Réconciliation palestinienne : toujours les mêmes vieux écueils

Photo : Ezz Al Zanoon/Activestills.org
Le poste frontière de Rafah - Photo : Ezz Al Zanoon/Activestills.org
Omar KarmiIl n’a pas fallu longtemps pour que les vieux obstacles bloquant la réconciliation entre le Hamas et le Fatah bloquent à nouveau toute idée de réconciliation.

Le vendredi 1er décembre aurait dû marquer la date du transfert du contrôle administratif à Gaza, du Hamas à l’Autorité palestinienne basée en Cisjordanie. Mais dans une déclaration conjointe et très sèche, ce mercredi, le Hamas et le Fatah ont déclaré qu’ils étaient d’accord pour reporter le transfert jusqu’au 10 décembre.
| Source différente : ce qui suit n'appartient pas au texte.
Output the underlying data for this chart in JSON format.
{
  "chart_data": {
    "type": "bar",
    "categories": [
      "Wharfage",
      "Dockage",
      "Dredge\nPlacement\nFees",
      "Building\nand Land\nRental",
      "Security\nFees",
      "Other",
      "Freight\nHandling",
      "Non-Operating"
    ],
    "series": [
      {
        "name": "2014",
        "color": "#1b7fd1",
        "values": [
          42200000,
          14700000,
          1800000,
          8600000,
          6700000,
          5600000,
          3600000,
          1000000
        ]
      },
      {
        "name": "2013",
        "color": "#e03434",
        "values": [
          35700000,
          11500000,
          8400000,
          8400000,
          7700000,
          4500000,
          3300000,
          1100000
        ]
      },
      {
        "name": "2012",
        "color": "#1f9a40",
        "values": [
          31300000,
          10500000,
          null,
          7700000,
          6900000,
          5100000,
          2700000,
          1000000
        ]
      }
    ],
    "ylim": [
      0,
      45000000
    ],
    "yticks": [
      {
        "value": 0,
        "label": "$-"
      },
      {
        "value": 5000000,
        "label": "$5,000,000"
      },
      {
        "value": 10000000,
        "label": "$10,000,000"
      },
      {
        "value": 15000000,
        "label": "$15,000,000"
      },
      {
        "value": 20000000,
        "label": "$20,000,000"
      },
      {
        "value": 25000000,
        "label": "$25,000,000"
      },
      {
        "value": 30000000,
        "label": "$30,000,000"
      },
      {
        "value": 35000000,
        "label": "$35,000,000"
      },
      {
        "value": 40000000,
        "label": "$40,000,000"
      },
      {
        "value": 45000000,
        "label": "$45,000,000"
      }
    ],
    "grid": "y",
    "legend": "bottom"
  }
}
Cette décision est intervenue après que des employés en colère, engagés par le Hamas pour gérer la bande de Gaza, ont affronté mardi des employés de l’Autorité Palestinienne de Cisjordanie alors que ceux-ci tentaient de reprendre leurs anciens emplois après 10 ans d’absence. Ils avaient en effet reçu l’ordre de Ramallah de reprendre leurs anciens postes, qui peut être interprété comme une volonté de reprendre immédiatement le contrôle de Gaza.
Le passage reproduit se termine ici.